De vez em quando, Clara Ferreira Alves, aka Pluma Caprihosa, resgata as suas obsessões cosmopolitas e as suas derivas socratistas e faz uma autópsia do Portugal dos Pequeninos e das suas elites emproadas e merdosas escrevendo uma peça lúcida e implacável como esta, de que cito alguns excertos.
«Se amanhã o ‘Brexit’ se invertesse e regressasse a liberdade de circulação dos europeus, todos sabemos o que iria acontecer. Uma massa juvenil oriunda da Europa do Sul e do Leste voltaria a tentar emigrar para Inglaterra e sobretudo para Londres. Não vemos por aqui muitos holandeses ou nórdicos, ou alemães. E não os vemos porque estudam e ficam nos próprios países, que lhes oferecem condições de trabalho e os inserem na comunidade do trabalho, oferecendo-lhes uma vida onde uma habitação e um salário decente não são uma miragem.
Todos sabemos o que se passa em Portugal e o novíssimo Livro Branco (Organização Internacional do Trabalho, Observatório do Emprego Jovem, Fundação José Neves) sobre o emprego jovem confirma a intuição.
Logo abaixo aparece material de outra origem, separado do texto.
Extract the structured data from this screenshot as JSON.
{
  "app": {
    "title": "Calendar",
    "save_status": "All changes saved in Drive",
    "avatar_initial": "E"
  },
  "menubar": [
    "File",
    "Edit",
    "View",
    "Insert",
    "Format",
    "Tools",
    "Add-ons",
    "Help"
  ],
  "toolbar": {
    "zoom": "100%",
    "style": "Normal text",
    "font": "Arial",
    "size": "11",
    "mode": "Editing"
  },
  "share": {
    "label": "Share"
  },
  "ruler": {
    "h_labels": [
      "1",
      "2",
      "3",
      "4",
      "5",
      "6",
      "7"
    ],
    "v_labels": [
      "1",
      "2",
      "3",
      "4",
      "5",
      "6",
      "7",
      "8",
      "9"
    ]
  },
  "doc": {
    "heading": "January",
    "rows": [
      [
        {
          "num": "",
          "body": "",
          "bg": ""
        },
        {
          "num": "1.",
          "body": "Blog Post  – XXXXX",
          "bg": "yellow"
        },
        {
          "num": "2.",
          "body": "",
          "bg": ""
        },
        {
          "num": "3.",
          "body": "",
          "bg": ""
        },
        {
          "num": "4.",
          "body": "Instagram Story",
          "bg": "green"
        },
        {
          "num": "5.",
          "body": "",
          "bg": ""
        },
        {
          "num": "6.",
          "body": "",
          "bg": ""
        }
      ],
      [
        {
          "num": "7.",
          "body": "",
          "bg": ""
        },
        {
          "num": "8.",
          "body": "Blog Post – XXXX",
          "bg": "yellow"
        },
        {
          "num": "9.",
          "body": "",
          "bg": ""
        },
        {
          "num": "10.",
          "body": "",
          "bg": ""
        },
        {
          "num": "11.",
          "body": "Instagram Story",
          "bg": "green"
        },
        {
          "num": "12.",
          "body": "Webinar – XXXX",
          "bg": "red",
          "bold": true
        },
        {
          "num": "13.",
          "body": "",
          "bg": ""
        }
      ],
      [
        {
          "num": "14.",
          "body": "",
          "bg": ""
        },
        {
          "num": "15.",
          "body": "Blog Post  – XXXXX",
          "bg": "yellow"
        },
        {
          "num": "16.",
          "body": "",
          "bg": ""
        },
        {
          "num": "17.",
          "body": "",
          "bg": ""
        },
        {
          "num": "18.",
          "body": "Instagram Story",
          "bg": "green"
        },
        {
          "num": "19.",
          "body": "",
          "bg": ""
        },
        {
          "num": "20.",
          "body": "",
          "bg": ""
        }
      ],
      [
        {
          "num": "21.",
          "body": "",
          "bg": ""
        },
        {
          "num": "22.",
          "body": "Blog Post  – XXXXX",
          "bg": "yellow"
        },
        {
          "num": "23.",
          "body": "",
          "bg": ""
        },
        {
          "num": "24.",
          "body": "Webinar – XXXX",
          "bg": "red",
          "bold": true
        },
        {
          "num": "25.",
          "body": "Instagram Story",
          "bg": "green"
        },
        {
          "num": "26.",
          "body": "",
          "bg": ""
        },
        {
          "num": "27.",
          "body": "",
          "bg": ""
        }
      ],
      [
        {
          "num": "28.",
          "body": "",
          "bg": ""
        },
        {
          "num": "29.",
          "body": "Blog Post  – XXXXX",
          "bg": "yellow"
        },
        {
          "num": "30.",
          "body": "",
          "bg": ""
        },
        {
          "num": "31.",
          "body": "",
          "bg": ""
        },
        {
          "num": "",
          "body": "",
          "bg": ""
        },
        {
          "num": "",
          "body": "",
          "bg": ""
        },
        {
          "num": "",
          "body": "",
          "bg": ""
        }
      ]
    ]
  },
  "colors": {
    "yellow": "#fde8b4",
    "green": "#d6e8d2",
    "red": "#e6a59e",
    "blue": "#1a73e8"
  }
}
Portugal é um país de velhos e imigrantes de países miseráveis, ou de investidores, pensionistas e nómadas com proventos que rendem mais num país com sol e mar que atrai quem deseja vida de luxo num poiso barato e com menos impostos. Serão servidos pelos jovens qualificados e com cursos superiores que trocaram o call center, a caixa do supermercado e o tuk-tuk pela “hospitalidade”, nome do emprego sazonal e com contrato a termo onde os jovens são carne para canhão. Ao cabo de seis meses são despedidos. Num destes lugares disse-me um rapaz com olhos cansados, “Portugal já deu o que tinha a dar”.
Sobram os infinitos graduados nesses cursos de extorsão dirigida a pais ingénuos, os cursos de Ciências da Comunicação, que ninguém sabe em que consistem, e de Comunicação e Marketing. Estes nem os call centers os querem, recusados por excesso de qualificações. Aos 30 anos, a amargura instalou-se.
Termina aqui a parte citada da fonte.